Male seahorses give birth, and in this intimate portrait, so does writer/director Jason Barker

Male seahorses give birth, and in this intimate portrait, so does writer/director Jason Barker

Joyce Glasser reviews A Deal with the Universe (April 12, 2019) Cert. 15, 87 min.

Is there any limit to what we are ready to watch on our cinema screens? We’ve seen it all in terms of sex and violence, fantasy and kitchen sink realism, so welcome to the next chapter where the most personal details of a couple’s efforts to conceive a child are revealed in roughly edited home videos. And not just any couple: writer/director Jason Barker is transgender and his partner of ten years, Tracey, has breast cancer which leaves her unable to conceive.

Whether or not Jason ever intended this home video footage, shot over a ten year period, to be seen in cinemas, we see more of him and Tracey than we might like in this intimate portrait. Jason and Tracy are, literally, in your face, and over half of all the shots are close-ups of their faces pushed against the lens of the camera.

‘We started out with four breasts between us,’ Barker declares early on, and sure enough, he lifts his T-shirt to reveal (rather fleshy) man-boobs, all that remain from his original body. Tracey shows us her cancerous breast, which is to be removed.

Fortunately, Jason and Tracey are happy, truly loving and unassuming people who enjoy taking long walks in nature, drinking out of streams (bubbles give them confidence the water is safe) and are kind to their elders and cats. We see Tracy feeding junk food to unenthusiastic horses grazing near their caravan (they live permanently in a high rise). In one sequence, some jump cut editing adds humour to a scene when the cat upstages Jason and puts the scene on hold.

But just as we could have done without an examination of Tracey’s ravaged breast, and a shot of her without it, so you have to wonder why we are subjected to the clean-up of a decapitated pigeon (is the culprit that scene-stealing cat?) on their balcony.

When it is clear that Tracey cannot have children, the couple do not opt to adopt one of the thousands of unwanted children already alive in the world, but decide to take advantage of the fact that Jason, a male to the rest of the world, is still biologically female. Such is their desire to have their own child that Jason foregoes his hormone treatment to carry the child himself. The path is not easy, and they are subjected to many rounds of IVF, like straight male/female childless couples.
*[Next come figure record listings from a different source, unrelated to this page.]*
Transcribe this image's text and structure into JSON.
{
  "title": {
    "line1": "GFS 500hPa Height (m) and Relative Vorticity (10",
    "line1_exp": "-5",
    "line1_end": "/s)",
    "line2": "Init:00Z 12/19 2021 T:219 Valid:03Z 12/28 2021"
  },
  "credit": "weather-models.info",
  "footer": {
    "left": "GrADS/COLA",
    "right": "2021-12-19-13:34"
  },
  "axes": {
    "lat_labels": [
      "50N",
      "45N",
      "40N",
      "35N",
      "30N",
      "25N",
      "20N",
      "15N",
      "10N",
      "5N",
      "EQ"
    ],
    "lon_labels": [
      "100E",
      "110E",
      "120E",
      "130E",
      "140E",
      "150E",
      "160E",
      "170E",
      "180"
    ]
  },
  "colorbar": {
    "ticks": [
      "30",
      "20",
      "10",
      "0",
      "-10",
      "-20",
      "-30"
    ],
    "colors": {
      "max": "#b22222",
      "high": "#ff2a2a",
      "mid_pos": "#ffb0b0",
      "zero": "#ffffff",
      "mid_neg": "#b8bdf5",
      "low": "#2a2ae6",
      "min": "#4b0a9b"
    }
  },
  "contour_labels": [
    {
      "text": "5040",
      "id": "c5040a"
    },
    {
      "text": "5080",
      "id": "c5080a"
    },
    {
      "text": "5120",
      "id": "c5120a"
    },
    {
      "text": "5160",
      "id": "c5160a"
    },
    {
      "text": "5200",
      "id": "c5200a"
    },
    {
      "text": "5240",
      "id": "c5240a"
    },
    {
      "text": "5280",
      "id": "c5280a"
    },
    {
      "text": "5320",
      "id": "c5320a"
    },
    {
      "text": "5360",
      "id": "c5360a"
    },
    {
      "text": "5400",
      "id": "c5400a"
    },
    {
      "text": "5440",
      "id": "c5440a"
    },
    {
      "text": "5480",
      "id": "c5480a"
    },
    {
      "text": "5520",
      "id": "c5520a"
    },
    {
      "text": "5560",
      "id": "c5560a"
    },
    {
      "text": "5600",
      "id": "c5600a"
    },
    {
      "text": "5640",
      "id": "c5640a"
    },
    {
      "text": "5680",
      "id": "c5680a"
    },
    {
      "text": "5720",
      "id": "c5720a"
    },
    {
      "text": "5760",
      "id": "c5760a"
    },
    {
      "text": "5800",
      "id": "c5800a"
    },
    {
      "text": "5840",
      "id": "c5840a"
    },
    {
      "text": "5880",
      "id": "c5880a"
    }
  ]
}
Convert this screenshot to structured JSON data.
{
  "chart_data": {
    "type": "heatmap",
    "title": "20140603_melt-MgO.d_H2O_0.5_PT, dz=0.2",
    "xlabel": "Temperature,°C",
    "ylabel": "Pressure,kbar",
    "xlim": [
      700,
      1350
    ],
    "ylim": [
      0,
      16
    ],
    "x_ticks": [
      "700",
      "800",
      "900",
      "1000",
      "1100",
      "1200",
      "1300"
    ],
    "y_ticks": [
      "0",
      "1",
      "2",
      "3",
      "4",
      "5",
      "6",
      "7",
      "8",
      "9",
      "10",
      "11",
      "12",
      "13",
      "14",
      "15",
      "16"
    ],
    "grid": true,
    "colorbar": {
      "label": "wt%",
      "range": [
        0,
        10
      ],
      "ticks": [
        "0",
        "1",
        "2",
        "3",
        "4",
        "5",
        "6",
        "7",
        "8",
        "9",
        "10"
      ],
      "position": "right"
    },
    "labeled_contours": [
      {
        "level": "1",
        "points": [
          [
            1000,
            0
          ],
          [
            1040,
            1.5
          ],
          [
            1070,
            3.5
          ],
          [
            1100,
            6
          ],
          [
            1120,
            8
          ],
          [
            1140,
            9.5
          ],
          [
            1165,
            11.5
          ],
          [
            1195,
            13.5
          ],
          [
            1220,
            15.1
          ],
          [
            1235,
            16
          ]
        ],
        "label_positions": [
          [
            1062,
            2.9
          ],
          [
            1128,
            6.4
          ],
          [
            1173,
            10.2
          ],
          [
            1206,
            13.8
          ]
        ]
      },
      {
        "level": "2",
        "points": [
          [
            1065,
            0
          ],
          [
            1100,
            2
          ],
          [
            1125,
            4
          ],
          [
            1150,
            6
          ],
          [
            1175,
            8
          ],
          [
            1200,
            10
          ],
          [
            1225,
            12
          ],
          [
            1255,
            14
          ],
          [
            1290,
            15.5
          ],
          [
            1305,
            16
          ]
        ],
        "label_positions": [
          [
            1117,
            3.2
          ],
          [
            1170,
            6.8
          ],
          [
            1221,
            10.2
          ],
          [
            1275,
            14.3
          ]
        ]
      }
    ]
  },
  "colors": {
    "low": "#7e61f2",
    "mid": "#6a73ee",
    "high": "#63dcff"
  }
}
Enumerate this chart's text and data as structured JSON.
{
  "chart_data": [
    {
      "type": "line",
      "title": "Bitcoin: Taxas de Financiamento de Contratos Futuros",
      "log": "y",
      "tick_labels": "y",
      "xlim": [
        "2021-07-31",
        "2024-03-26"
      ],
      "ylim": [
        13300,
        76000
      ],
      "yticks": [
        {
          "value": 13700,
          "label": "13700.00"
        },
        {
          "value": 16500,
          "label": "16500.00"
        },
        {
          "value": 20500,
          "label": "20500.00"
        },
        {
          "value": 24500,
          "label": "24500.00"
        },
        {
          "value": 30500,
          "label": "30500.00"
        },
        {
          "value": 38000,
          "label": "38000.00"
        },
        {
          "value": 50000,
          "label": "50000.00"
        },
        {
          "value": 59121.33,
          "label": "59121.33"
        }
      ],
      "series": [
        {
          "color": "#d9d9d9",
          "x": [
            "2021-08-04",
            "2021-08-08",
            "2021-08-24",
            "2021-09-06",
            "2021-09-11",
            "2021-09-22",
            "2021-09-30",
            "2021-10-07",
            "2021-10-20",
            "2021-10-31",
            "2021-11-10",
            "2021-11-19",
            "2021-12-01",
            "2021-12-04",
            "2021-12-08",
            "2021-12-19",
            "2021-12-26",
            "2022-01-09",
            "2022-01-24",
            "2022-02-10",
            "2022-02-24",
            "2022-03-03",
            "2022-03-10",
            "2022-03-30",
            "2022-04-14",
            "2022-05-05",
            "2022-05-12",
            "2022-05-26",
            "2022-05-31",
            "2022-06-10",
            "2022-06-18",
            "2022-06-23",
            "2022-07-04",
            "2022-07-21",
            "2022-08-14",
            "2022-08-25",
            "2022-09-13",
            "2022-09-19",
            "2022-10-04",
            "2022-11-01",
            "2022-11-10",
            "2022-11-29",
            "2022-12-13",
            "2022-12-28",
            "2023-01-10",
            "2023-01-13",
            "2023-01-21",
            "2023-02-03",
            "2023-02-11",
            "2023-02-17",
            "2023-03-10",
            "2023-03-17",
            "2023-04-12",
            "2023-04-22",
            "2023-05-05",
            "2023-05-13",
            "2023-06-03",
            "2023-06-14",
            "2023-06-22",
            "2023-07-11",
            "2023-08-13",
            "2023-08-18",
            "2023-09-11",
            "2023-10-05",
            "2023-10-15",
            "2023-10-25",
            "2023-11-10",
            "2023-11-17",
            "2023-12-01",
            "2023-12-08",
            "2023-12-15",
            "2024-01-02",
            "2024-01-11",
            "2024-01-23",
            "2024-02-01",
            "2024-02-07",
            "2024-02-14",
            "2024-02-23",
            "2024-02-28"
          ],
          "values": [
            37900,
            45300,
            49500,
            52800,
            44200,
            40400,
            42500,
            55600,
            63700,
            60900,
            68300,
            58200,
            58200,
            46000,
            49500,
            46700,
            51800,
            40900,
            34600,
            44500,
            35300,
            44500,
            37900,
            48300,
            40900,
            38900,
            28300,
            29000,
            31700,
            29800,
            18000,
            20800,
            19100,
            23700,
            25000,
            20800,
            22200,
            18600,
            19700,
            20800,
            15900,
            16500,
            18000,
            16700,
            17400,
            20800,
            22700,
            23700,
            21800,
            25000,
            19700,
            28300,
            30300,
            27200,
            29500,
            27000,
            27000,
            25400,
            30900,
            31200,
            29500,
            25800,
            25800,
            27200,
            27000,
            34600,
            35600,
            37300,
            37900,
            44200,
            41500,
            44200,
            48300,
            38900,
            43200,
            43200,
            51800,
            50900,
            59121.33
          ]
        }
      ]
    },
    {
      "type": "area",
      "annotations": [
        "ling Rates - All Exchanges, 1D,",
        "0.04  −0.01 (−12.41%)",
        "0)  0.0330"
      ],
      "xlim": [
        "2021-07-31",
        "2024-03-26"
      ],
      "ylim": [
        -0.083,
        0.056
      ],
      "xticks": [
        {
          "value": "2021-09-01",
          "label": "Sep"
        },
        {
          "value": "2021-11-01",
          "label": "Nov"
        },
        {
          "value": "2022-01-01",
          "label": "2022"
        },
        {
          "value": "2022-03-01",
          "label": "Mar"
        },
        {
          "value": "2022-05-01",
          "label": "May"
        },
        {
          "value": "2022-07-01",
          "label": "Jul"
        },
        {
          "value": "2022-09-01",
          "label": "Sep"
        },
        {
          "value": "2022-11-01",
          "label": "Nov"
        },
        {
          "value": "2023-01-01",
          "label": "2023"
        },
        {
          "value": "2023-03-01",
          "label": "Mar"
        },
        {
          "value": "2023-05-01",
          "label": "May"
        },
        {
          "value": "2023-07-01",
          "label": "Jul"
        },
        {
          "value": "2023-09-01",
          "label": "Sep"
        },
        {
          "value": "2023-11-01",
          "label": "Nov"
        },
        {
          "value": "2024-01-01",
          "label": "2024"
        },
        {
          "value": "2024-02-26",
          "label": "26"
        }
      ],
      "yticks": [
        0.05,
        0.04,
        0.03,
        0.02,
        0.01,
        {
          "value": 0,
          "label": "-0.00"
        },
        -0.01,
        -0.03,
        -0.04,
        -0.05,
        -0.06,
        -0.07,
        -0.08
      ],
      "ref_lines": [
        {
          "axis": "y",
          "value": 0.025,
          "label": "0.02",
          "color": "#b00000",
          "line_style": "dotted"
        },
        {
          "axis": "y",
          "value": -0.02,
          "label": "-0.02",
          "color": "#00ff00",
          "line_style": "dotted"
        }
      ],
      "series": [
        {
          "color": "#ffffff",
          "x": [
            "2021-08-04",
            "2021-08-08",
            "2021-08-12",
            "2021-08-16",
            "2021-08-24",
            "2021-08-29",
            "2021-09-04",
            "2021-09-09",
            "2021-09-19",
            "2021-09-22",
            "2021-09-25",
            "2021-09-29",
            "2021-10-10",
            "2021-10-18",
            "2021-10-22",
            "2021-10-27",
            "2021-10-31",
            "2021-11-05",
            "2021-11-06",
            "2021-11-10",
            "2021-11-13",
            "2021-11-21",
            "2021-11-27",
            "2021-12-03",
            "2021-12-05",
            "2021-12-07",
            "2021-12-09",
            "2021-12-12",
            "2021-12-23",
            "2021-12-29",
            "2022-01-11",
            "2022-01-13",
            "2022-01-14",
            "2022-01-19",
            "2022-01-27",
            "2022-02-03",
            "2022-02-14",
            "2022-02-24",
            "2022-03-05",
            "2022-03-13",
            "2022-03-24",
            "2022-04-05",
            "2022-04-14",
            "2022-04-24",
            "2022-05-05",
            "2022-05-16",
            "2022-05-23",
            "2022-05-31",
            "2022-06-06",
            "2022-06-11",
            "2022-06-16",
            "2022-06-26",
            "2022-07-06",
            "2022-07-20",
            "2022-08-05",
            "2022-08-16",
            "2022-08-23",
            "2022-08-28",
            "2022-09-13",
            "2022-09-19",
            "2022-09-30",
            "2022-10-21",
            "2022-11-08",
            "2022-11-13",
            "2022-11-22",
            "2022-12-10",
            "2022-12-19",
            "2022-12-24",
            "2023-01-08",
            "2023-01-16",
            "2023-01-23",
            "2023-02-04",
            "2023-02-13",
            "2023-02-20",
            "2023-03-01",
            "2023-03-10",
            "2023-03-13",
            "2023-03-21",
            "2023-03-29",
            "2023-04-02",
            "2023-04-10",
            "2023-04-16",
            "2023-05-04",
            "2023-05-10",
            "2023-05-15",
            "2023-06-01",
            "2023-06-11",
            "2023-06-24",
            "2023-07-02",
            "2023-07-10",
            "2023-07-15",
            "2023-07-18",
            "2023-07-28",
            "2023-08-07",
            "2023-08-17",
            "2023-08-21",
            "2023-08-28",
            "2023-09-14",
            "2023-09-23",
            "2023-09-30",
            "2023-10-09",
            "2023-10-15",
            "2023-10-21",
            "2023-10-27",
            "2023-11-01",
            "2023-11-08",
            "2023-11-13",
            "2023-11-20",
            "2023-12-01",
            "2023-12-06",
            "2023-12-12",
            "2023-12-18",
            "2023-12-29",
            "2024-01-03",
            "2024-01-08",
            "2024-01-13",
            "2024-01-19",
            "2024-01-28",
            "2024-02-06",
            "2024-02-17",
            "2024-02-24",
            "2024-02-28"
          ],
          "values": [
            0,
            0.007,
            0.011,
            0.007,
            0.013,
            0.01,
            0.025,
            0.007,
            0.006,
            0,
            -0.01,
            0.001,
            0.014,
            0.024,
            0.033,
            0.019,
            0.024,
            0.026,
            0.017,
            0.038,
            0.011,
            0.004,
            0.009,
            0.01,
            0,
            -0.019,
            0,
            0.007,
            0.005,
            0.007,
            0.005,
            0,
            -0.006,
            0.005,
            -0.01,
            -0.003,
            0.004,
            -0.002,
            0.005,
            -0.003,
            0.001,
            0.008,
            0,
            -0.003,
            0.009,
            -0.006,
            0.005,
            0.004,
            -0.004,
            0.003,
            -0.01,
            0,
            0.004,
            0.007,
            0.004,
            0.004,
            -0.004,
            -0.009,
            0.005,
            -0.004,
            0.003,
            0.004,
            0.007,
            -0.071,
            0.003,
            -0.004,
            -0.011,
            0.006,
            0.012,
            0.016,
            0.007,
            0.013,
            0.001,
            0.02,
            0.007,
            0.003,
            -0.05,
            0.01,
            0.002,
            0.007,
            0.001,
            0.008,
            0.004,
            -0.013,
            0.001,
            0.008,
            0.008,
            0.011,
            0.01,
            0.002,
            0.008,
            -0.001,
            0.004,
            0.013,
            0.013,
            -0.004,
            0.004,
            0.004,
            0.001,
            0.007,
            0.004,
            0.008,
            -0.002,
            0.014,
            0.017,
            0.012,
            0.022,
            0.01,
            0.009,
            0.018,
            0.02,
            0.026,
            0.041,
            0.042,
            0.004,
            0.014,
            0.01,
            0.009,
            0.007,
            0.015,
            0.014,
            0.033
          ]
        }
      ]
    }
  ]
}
If gender fluidity is the theme of this film it could be a first in a documentary about humans. We know from natural history and nature documentaries that with Pipefish and Seahorses it is the male who gives birth, but seeing the corpulent Jason floating in the swimming pool with topless with boxer shorts and a massive belly is still a shocking sight.

Jason, who does stand up comedy, is good humoured and comically self-effacing and only twice lets down his guard. The first time is when the latest of many pregnancy tests is negative, and the last is when the labour pains commence. Fortunately, they shut off the video camera, and, unlike in countless romantic comedies, we do not watch Jason scream in pain and give birth.

If writer/director Barker’s mission is to challenge assumptions about gender identity and help ease us into a brave new world, we never get a clear picture about what this experience has done to Jason’s and Tracey’s identities and to their relationship. Gender reassignment remains a mystery to even the most enlightened average person, and for all its brutal honesty, we are not all that much the wiser after this film.

Jason seems as baffled as the rest of us about his feelings. During his pregnancy, he tells us that his body ‘is female; it’s following female instructions, which feels just stupid…I don’t understand gender in the least now.’

If full (as opposed to partial) gender reassignment is not the norm is the concept of a male or female up for grabs? Maybe so: Tasmania is leading the way by dropping the requirement to specify gender on a birth certificate. Presumably this will avoid pigeon holing children and also help make it easier for them to find their own path and change paths. Perhaps these are issues that Jason and Tracey cannot be expected to answer, but aren’t such discussions the purpose of turning home videos into a feature film, at least in part?

What is going through Jason’s head when, after being socially male for so many years, he walks around pregnant in a tunic and then suddenly returns to the male identity he chose? And how does it affect Tracey and their relationship? Perhaps this is a spoiler, but in a series of shots of their offspring as he grows up laughing and playing around with Jason, Tracey is hard to find. Is Jason both mother and father now or, more to the point perhaps, does it matter?